Behind-the-Scenes COVID Hero

When the pandemic hit, many municipalities, EMS agencies, and hospitals suffered extreme supply shortages. Hospital gowns, gloves, N95 masks, and other PPE were sent to hot spots like New York and California, and as a result, many first responders had to answer calls without protective gear.

But, thanks to Gina Smith, the Georgetown Fire Department had zero shortages. Before she found her way to the fire department as medical logistics coordinator, Gina worked for a statewide EMS company as an EMT and medical logistics coordinator, which allowed her to build relationships with medical suppliers. It’s because of those relationships that no Georgetown firefighter EMT had to respond to a call without protective gear during the pandemic. “We could have been in a bad situation,” she says. “I’ve heard horror stories from people, working for other agencies, who couldn’t get their hands on PPE; still answering calls but not provided the things they need.”

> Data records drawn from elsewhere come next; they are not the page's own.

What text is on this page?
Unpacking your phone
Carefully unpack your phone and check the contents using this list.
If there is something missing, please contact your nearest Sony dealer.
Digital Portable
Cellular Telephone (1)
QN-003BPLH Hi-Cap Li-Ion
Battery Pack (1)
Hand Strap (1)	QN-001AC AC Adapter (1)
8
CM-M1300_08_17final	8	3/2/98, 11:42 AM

Gina remembers her own experience as a first responder, a career choice that dates back to childhood when she was inspired by TV shows about firefighters and law enforcement; “They made it look so cool.” Now, 30 years later, she still thinks it’s an awesome job, but nothing like the way Hollywood portrays it. “It’s not all glammed up. It’s not the edited pretty version.”


After helping the Georgetown Fire Department with a medical logistics computer program, Gina took over the program in 2019, unaware that a health crisis would threaten EMS agencies and fire departments just a few months later. She grew to love working for the fire department, with its fantastic staff and supportive community. “Georgetown loves its fire department,” she says. “You don’t see that in every community. People love how the city takes care of them, and it runs like a well-oiled machine.”

At first, Gina’s relationships with various medical suppliers just saved the fire department money, as she was able to shop around for equipment and medical supplies instead of sticking with one supplier. But what started as a matter of convenience became a necessity when the federal government took control of medical supply distribution and ordered equipment to be sent to areas hit hardest by COVID. Wiped-out warehouses, price gouging, and shipping delays ensued. “It was a big mess,” Gina recalls. “What saved me was my connections with representatives from these medical supply companies.”

As companies continuously set aside cases of protective equipment for her, Gina has gratefully bought whatever they have, even if it sometimes meant firefighter EMTs were decked out quite colorfully. “At one point they looked like Easter eggs with pink gowns and purple masks,” she says, adding that they were good sports about it and even got compliments on their attire from some Sun City folks.

Throughout the chaos of 2020, every fire station, including newly-minted Stations 6 and 7, has always been fully stocked with supplies. “We’ve never run out of anything—we haven’t even come close,” Gina notes. But as she says, she was just doing her job. “Pandemic or no pandemic, you just have to adjust to what’s going on. I didn’t expect this to come, but it did, and we made it through.”